Dans une autre salle, l’ambiance était à la dénonciation. Le Forum africain et réseau sur la dette et le développement (AFRODAD), en collaboration avec le Center for Economic and Social Rights, a mis à nu le cercle vicieux liant la dette opaque, les flux illicites et l’impossible financement de l’action climatique. Leur cible : les prêts garantis par les ressources naturelles (RBL), des contrats où un pays emprunte en mettant en gage ses futures recettes pétrolières ou minières.
« La particularité de ces prêts, c’est qu’ils sont conçus dans l’ombre. Ils contournent délibérément les procédures budgétaires nationales et les débats parlementaires, ce qui en fait des instruments parfaits pour détourner des fonds publics », a expliqué Afshin Nazir d’AFRODAD. Il a détaillé comment cette opacité alimente un « extractivisme financier » : les créanciers s’enrichissent grâce aux ressources africaines, tandis que les pays s’enfoncent dans une dette qui les empêche de investir dans une transition énergétique juste et adaptée.
Une session plus technique, animée par l’ATAF (Forum africain de l’administration fiscale) et l’Institut de recherche économique des Nations Unies (UNU-WIDER), a tackle un paradoxe frustrant : dix ans après le rapport fondateur de Thabo Mbeki, pourquoi le fossé entre la connaissance des solutions et leur mise en œuvre reste-t-il si important ?
Les intervenants ont partagé des études de cas montrant comment des recherches pointues sur, par exemple, l’optimisation fiscale des multinationales dans le secteur minier, peinent à se traduire en lois ou en capacités de contrôle pour les administrations locales. « Nous avons une montagne de preuves.
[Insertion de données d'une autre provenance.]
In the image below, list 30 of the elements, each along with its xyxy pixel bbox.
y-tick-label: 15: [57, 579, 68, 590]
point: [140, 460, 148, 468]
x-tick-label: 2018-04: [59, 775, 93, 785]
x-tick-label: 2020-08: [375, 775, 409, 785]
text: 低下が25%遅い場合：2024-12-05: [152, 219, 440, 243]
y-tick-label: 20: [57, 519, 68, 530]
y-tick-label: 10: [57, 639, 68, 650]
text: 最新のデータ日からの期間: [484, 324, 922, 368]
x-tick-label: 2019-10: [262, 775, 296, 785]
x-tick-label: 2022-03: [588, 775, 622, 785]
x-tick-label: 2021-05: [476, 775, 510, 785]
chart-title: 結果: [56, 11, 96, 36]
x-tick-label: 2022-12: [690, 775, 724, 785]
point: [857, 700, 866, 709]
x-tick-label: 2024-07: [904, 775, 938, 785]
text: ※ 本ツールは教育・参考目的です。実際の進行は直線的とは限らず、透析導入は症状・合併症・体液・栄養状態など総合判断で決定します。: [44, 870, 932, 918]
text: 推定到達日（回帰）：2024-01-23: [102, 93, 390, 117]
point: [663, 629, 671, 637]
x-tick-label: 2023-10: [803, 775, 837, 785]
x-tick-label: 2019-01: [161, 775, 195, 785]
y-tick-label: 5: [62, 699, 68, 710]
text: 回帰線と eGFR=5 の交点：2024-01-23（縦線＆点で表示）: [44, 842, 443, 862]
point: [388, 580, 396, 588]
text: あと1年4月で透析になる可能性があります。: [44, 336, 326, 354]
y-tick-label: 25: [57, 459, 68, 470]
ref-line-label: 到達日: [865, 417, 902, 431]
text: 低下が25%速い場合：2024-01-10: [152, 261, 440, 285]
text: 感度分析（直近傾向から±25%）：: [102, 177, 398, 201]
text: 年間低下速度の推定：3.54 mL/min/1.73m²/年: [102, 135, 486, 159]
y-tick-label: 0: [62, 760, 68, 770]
Maintenant, nous devons construire le pont qui mène de cette montagne au bureau du législateur et à la salle de contrôle du percepteur d’impôts. Sans politiques fondées sur des preuves tangibles, la lutte contre les flux illicites restera une bataille inachevée », a insisté une chercheuse.

La synthèse de ces débats est venue d’Emmanuel Eze, conseiller politique principal de l’ATAF auprès de l’Union africaine. D’une voix ferme, il a résumé l’enjeu fondamental : « Il ne s’agit pas seulement de réformer des règles techniques. Il s’agit de rééquilibrer la voix et le pouvoir. L’Afrique doit cesser de être un spectateur dans l’arène fiscale mondiale. Elle doit mobiliser ses propres ressources pour non seulement financer son développement, mais pour en définir les priorités et en façonner l’avenir. »
Au fil des échanges, une conviction s’est cristallisée, dépassant largement les considérations techniques : la bataille contre les flux financiers illicites est le combat pour la souveraineté économique, la justice intergénérationnelle et la dignité politique du continent. Portées par des organisations comme la TJNA qui fédèrent les énergies, les voix africaines affûtent leurs arguments et consolident leurs alliances. L’objectif est clair : tourner résolument la page de la dépendance financière et écrire, main dans la main, le chapitre de l’autonomie.